Investors could lose a big chunk of the Rs 25,800 crore worth of assets held in the six debt schemes that Franklin Templeton is winding down. With no redemptions possible, investors will have to be satisfied with whatever amount the fund house is able to recover by liquidating the investments.
While Franklin may be able to recover the money from the better-rated companies, financial experts pointed out the portfolios have several dud investments. “Fund managers have bought junk in their chase for high yields,” observed an expert.
The debacle at Franklin could lead to redemptions from other debt schemes although senior fund managers on Friday attempted to play down the event pointing out the amount was a small fraction of the total debt investments with mutual funds of Rs 15 lakh crore.
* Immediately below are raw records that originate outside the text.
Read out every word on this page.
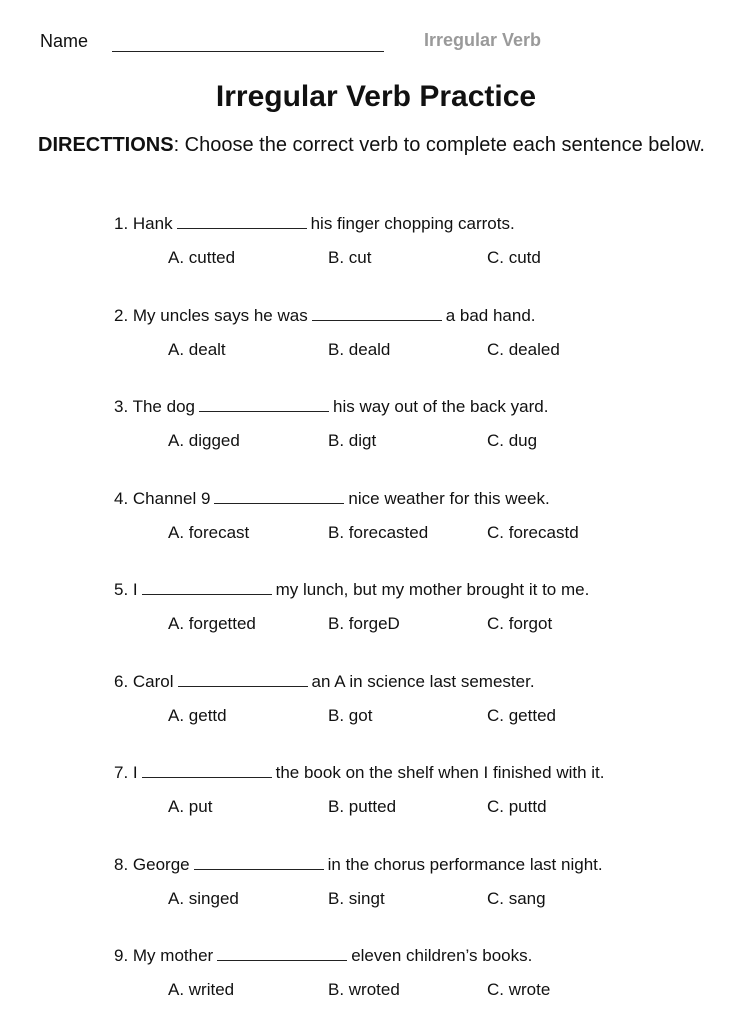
Name	Irregular Verb
Irregular Verb Practice
DIRECTTIONS: Choose the correct verb to complete each sentence below.
1. Hank	his finger chopping carrots.
A. cutted	B. cut	C. cutd
2. My uncles says he was	a bad hand.
A. dealt	B. deald	C. dealed
3. The dog	his way out of the back yard.
A. digged	B. digt	C. dug
4. Channel 9	nice weather for this week.
A. forecast	B. forecasted	C. forecastd
5. I	my lunch, but my mother brought it to me.
A. forgetted	B. forgeD	C. forgot
6. Carol	an A in science last semester.
A. gettd	B. got	C. getted
7. I	the book on the shelf when I finished with it.
A. put	B. putted	C. puttd
8. George	in the chorus performance last night.
A. singed	B. singt	C. sang
9. My mother	eleven children’s books.
A. writed	B. wroted	C. wrote
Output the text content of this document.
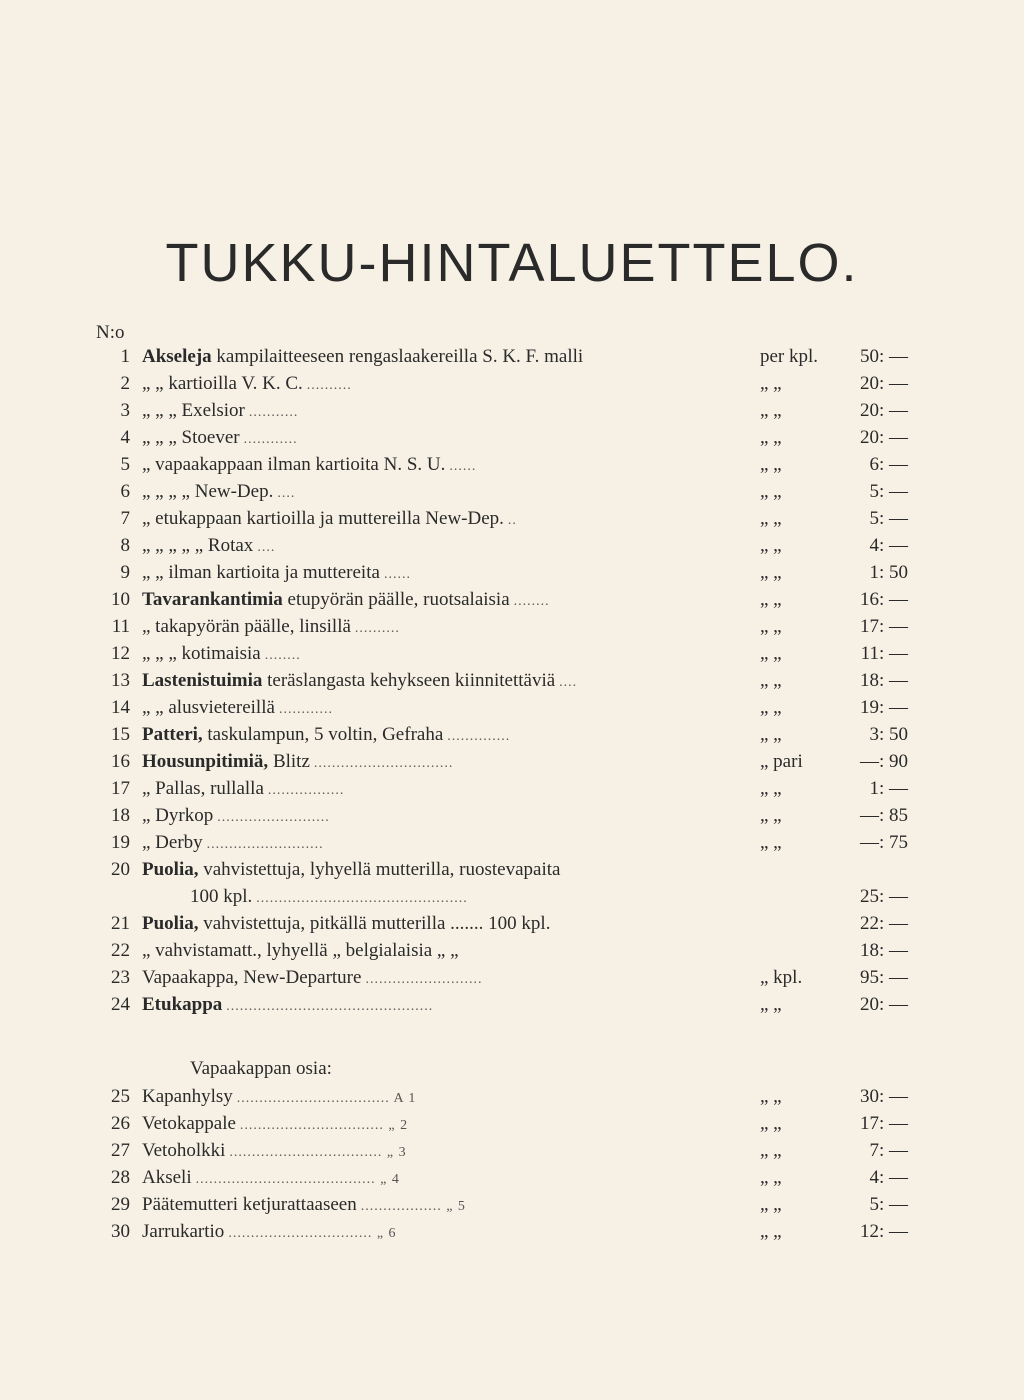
TUKKU-HINTALUETTELO.
N:o
Vapaakappan osia:
1 Akseleja kampilaitteeseen rengaslaakereilla S. K. F. malli	per kpl.	50: —
2 „ „ kartioilla V. K. C. ..........	„ „	20: —
3 „ „ „ Exelsior ...........	„ „	20: —
4 „ „ „ Stoever ............	„ „	20: —
5 „ vapaakappaan ilman kartioita N. S. U. ......	„ „	6: —
6 „ „ „ „ New-Dep. ....	„ „	5: —
7 „ etukappaan kartioilla ja muttereilla New-Dep. ..	„ „	5: —
8 „ „ „ „ „ Rotax ....	„ „	4: —
9 „ „ ilman kartioita ja muttereita ......	„ „	1: 50
10 Tavarankantimia etupyörän päälle, ruotsalaisia ........	„ „	16: —
11 „ takapyörän päälle, linsillä ..........	„ „	17: —
12 „ „ „ kotimaisia ........	„ „	11: —
13 Lastenistuimia teräslangasta kehykseen kiinnitettäviä ....	„ „	18: —
14 „ „ alusvietereillä ............	„ „	19: —
15 Patteri, taskulampun, 5 voltin, Gefraha ..............	„ „	3: 50
16 Housunpitimiä, Blitz ...............................	„ pari	—: 90
17 „ Pallas, rullalla .................	„ „	1: —
18 „ Dyrkop .........................	„ „	—: 85
19 „ Derby ..........................	„ „	—: 75
20 Puolia, vahvistettuja, lyhyellä mutterilla, ruostevapaita
100 kpl. ...............................................	25: —
21 Puolia, vahvistettuja, pitkällä mutterilla ....... 100 kpl.	22: —
22 „ vahvistamatt., lyhyellä „ belgialaisia „ „	18: —
23 Vapaakappa, New-Departure ..........................	„ kpl.	95: —
24 Etukappa ..............................................	„ „	20: —
25 Kapanhylsy .................................. A 1	„ „	30: —
26 Vetokappale ................................ „ 2	„ „	17: —
27 Vetoholkki .................................. „ 3	„ „	7: —
28 Akseli ........................................ „ 4	„ „	4: —
29 Päätemutteri ketjurattaaseen .................. „ 5	„ „	5: —
30 Jarrukartio ................................ „ 6	„ „	12: —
Mutual funds have been in trouble over the past year over defaults with SEBI frowning upon measures such as standstill agreements with borrowers saying the regulations did not permit them. The regulator had also observed that mutual funds should not depend totally on credit rating agencies but should do their own assessments.
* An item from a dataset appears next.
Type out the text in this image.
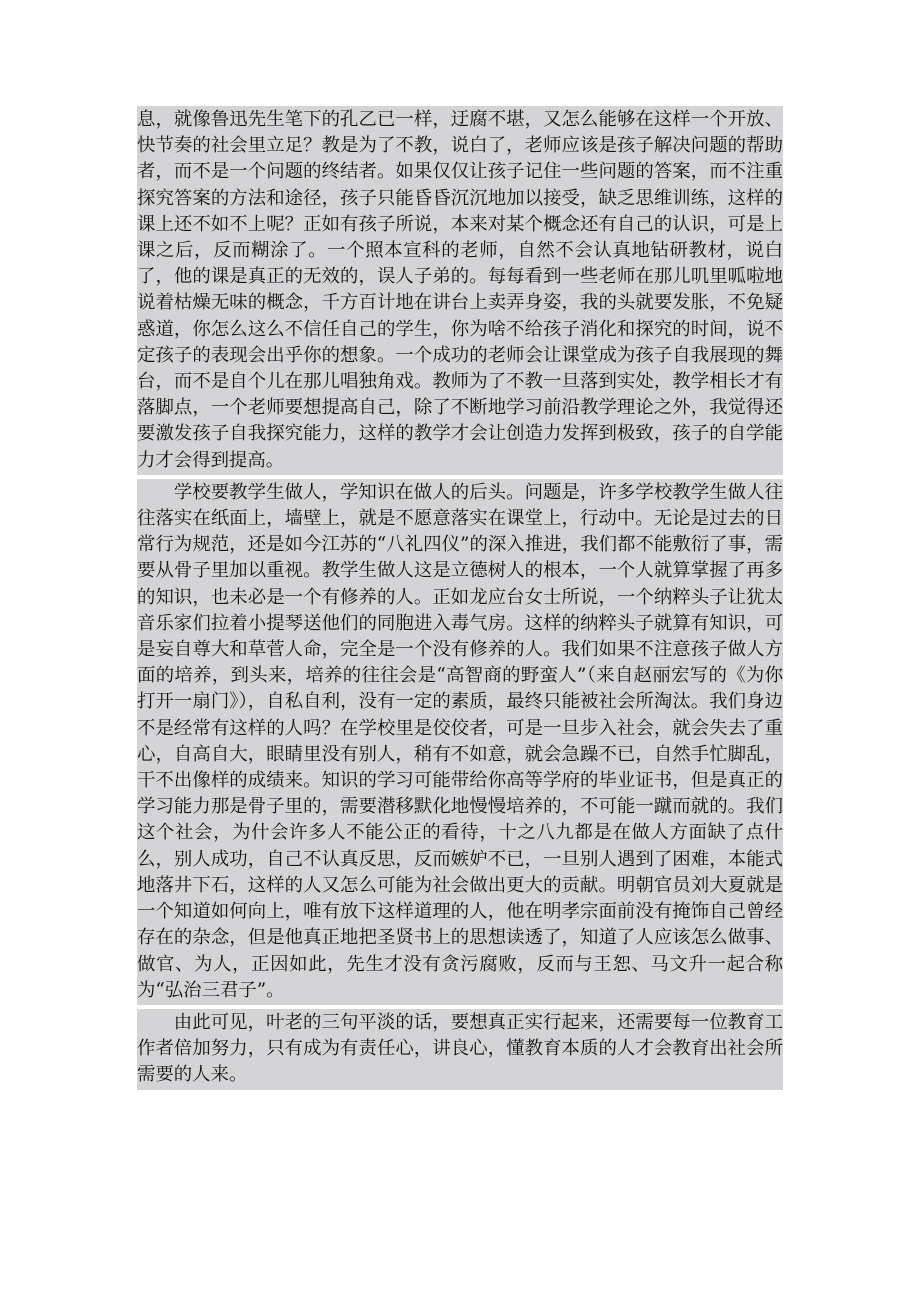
息，就像鲁迅先生笔下的孔乙已一样，迂腐不堪，又怎么能够在这样一个开放、快节奏的社会里立足？教是为了不教，说白了，老师应该是孩子解决问题的帮助者，而不是一个问题的终结者。如果仅仅让孩子记住一些问题的答案，而不注重探究答案的方法和途径，孩子只能昏昏沉沉地加以接受，缺乏思维训练，这样的课上还不如不上呢？正如有孩子所说，本来对某个概念还有自己的认识，可是上课之后，反而糊涂了。一个照本宣科的老师，自然不会认真地钻研教材，说白了，他的课是真正的无效的，误人子弟的。每每看到一些老师在那儿叽里呱啦地说着枯燥无味的概念，千方百计地在讲台上卖弄身姿，我的头就要发胀，不免疑惑道，你怎么这么不信任自己的学生，你为啥不给孩子消化和探究的时间，说不定孩子的表现会出乎你的想象。一个成功的老师会让课堂成为孩子自我展现的舞台，而不是自个儿在那儿唱独角戏。教师为了不教一旦落到实处，教学相长才有落脚点，一个老师要想提高自己，除了不断地学习前沿教学理论之外，我觉得还要激发孩子自我探究能力，这样的教学才会让创造力发挥到极致，孩子的自学能力才会得到提高。

学校要教学生做人，学知识在做人的后头。问题是，许多学校教学生做人往往落实在纸面上，墙壁上，就是不愿意落实在课堂上，行动中。无论是过去的日常行为规范，还是如今江苏的“八礼四仪”的深入推进，我们都不能敷衍了事，需要从骨子里加以重视。教学生做人这是立德树人的根本，一个人就算掌握了再多的知识，也未必是一个有修养的人。正如龙应台女士所说，一个纳粹头子让犹太音乐家们拉着小提琴送他们的同胞进入毒气房。这样的纳粹头子就算有知识，可是妄自尊大和草菅人命，完全是一个没有修养的人。我们如果不注意孩子做人方面的培养，到头来，培养的往往会是“高智商的野蛮人”（来自赵丽宏写的《为你打开一扇门》），自私自利，没有一定的素质，最终只能被社会所淘汰。我们身边不是经常有这样的人吗？在学校里是佼佼者，可是一旦步入社会，就会失去了重心，自高自大，眼睛里没有别人，稍有不如意，就会急躁不已，自然手忙脚乱，干不出像样的成绩来。知识的学习可能带给你高等学府的毕业证书，但是真正的学习能力那是骨子里的，需要潜移默化地慢慢培养的，不可能一蹴而就的。我们这个社会，为什会许多人不能公正的看待，十之八九都是在做人方面缺了点什么，别人成功，自己不认真反思，反而嫉妒不已，一旦别人遇到了困难，本能式地落井下石，这样的人又怎么可能为社会做出更大的贡献。明朝官员刘大夏就是一个知道如何向上，唯有放下这样道理的人，他在明孝宗面前没有掩饰自己曾经存在的杂念，但是他真正地把圣贤书上的思想读透了，知道了人应该怎么做事、做官、为人，正因如此，先生才没有贪污腐败，反而与王恕、马文升一起合称为“弘治三君子”。

由此可见，叶老的三句平淡的话，要想真正实行起来，还需要每一位教育工作者倍加努力，只有成为有责任心，讲良心，懂教育本质的人才会教育出社会所需要的人来。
As cash flows weaken and balance sheets become more stressed there are increasing chances of companies not being able to repay loans. On average, rating agencies are downgrading 20 companies a day due to their weakening financials. Franklin said in a statement on Thursday, the action was limited to the schemes which have a material direct exposure to the “higher yielding, lower rated credit securities” that have been most impacted by the ongoing liquidity crisis.